Arriving in L.A. at age 18, she found others who shared her background and her interest in British shoegazer rock. “Growing up in the Mission district in San Francisco, it was predominantly a hip-hop culture. Here in Los Angeles, I’d go to shows or house parties, and it would be all Latino kids listening to the Cure and the Smiths. In L.A., I felt normal for the first time.”
This dialogue between middle-class Latino kids and working-class Britpoppers is at the heart of “The Holy Quatro,” four ballpoint-pen-on-handkerchief portraits of rockers Morrissey, Siouxsie Sioux, Robert Smith and Dave Gahan. “Handkerchiefs are the traditional medium for many prisoners, since they don’t have access to drawing paper,” Saldamando says. “The handkerchiefs make the work more delicate, sort of precious. And the quality you get is really nice, because it’s so soft and easy to blend.”

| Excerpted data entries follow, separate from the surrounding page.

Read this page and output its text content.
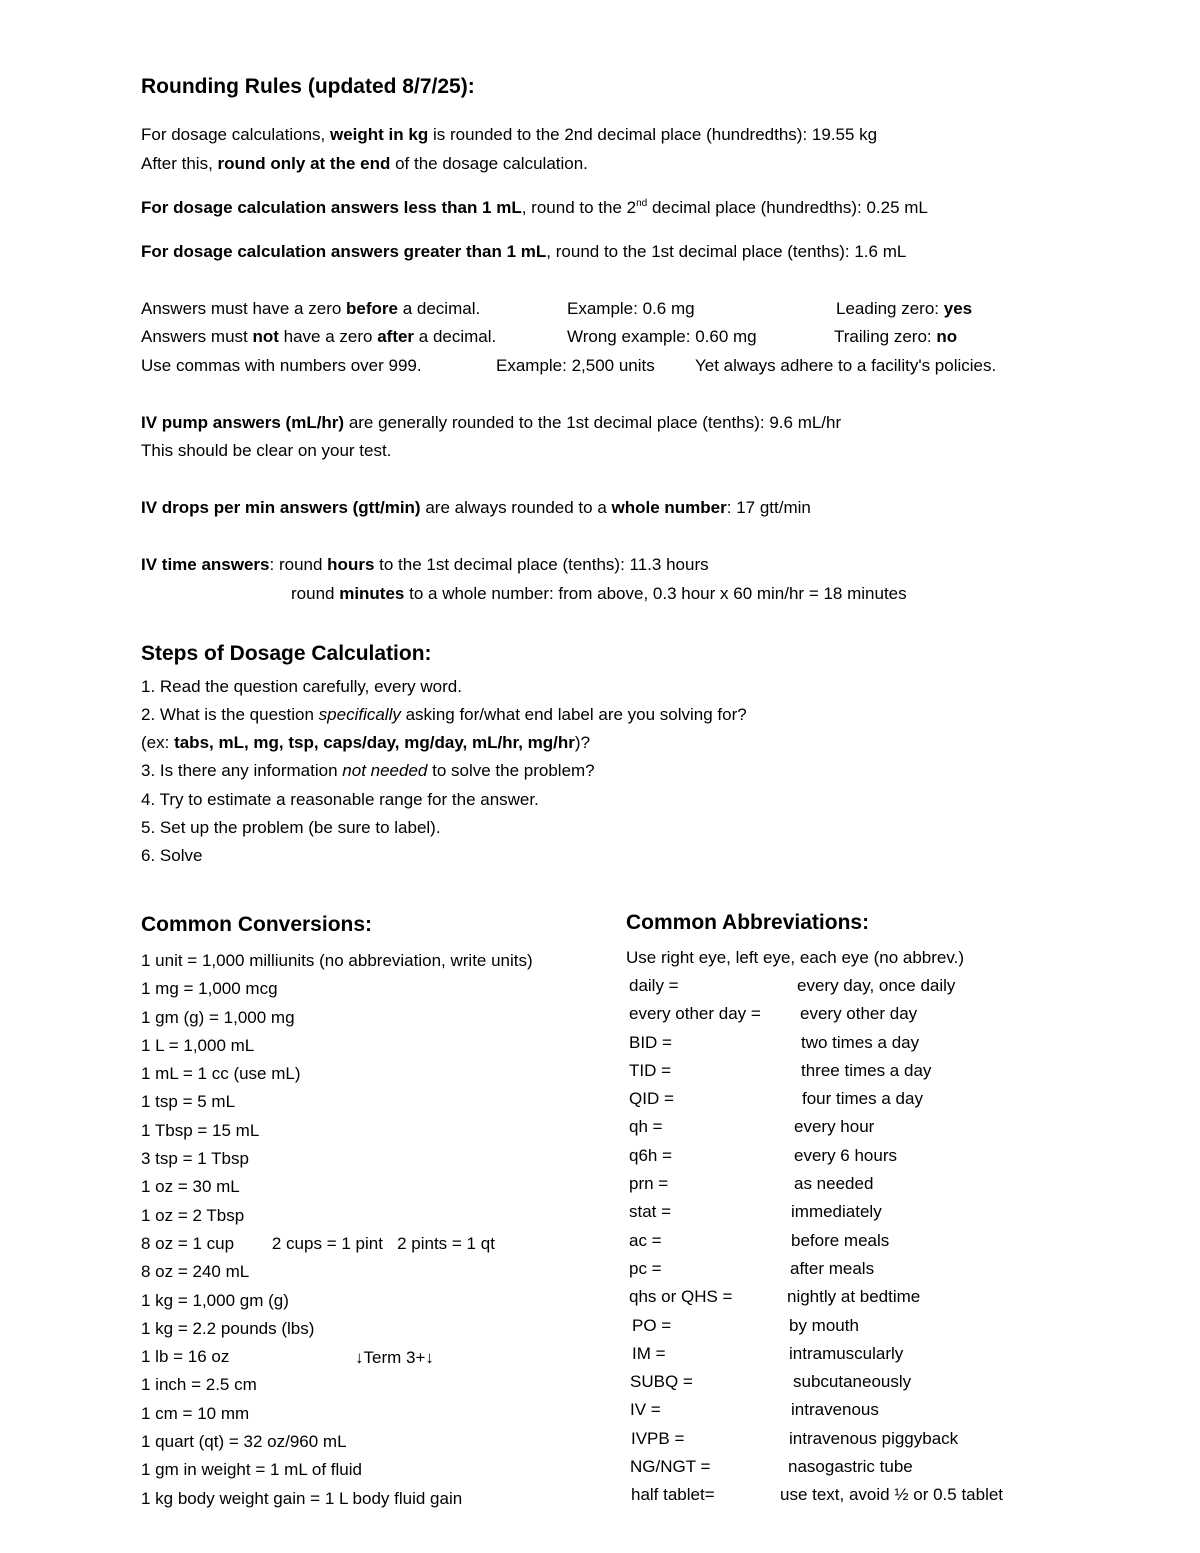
Rounding Rules (updated 8/7/25):
For dosage calculations, weight in kg is rounded to the 2nd decimal place (hundredths): 19.55 kg
After this, round only at the end of the dosage calculation.
For dosage calculation answers less than 1 mL, round to the 2nd decimal place (hundredths): 0.25 mL
For dosage calculation answers greater than 1 mL, round to the 1st decimal place (tenths): 1.6 mL
Answers must have a zero before a decimal.	Example: 0.6 mg	Leading zero: yes
Answers must not have a zero after a decimal.	Wrong example: 0.60 mg	Trailing zero: no
Use commas with numbers over 999.	Example: 2,500 units Yet always adhere to a facility's policies.
IV pump answers (mL/hr) are generally rounded to the 1st decimal place (tenths): 9.6 mL/hr
This should be clear on your test.
IV drops per min answers (gtt/min) are always rounded to a whole number: 17 gtt/min
IV time answers: round hours to the 1st decimal place (tenths): 11.3 hours
round minutes to a whole number: from above, 0.3 hour x 60 min/hr = 18 minutes
Steps of Dosage Calculation:
1. Read the question carefully, every word.
2. What is the question specifically asking for/what end label are you solving for?
(ex: tabs, mL, mg, tsp, caps/day, mg/day, mL/hr, mg/hr)?
3. Is there any information not needed to solve the problem?
4. Try to estimate a reasonable range for the answer.
5. Set up the problem (be sure to label).
6. Solve
Common Conversions:
1 unit = 1,000 milliunits (no abbreviation, write units)
1 mg = 1,000 mcg
1 gm (g) = 1,000 mg
1 L = 1,000 mL
1 mL = 1 cc (use mL)
1 tsp = 5 mL
1 Tbsp = 15 mL
3 tsp = 1 Tbsp
1 oz = 30 mL
1 oz = 2 Tbsp
8 oz = 1 cup        2 cups = 1 pint   2 pints = 1 qt
8 oz = 240 mL
1 kg = 1,000 gm (g)
1 kg = 2.2 pounds (lbs)
1 lb = 16 oz
1 inch = 2.5 cm
1 cm = 10 mm
1 quart (qt) = 32 oz/960 mL
1 gm in weight = 1 mL of fluid
1 kg body weight gain = 1 L body fluid gain
↓Term 3+↓
Common Abbreviations:
Use right eye, left eye, each eye (no abbrev.)
daily =	every day, once daily
every other day = every other day
BID =	two times a day
TID =	three times a day
QID =	four times a day
qh =	every hour
q6h =	every 6 hours
prn =	as needed
stat =	immediately
ac =	before meals
pc =	after meals
qhs or QHS =	nightly at bedtime
PO =	by mouth
IM =	intramuscularly
SUBQ =	subcutaneously
IV =	intravenous
IVPB =	intravenous piggyback
NG/NGT =	nasogastric tube
half tablet=	use text, avoid ½ or 0.5 tablet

For portraits of friends, Saldamando works off unposed digital stills taken at dance clubs and social events. She may shoot hundreds and counts herself lucky if one or two are usable. With the photo displayed on her laptop, she paints and draws, often on untreated canvas, sometimes on plywood, butcher paper or bedsheets. The documentary quality of the material combined with painstaking renderings make the paintings almost photo-realistic.
Saldamando’s show contains several of her trademark collage portraits as well as two large-scale ballpoint pen drawings done on bedsheets and four colored-pencil drawings on paper.
“The look and feel of her work strikes me as very L.A.,” says Jennifer Doyle, an associate professor at UC Riverside. “It’s that blend of a punk-pop aesthetic with pretty Japanese-girl-craft, meticulous rendition combined with the laid-back posture of her subjects. Her aesthetic has a hybridity to it that is very Los Angeles, insofar as L.A. itself is an incongruous mishmash.”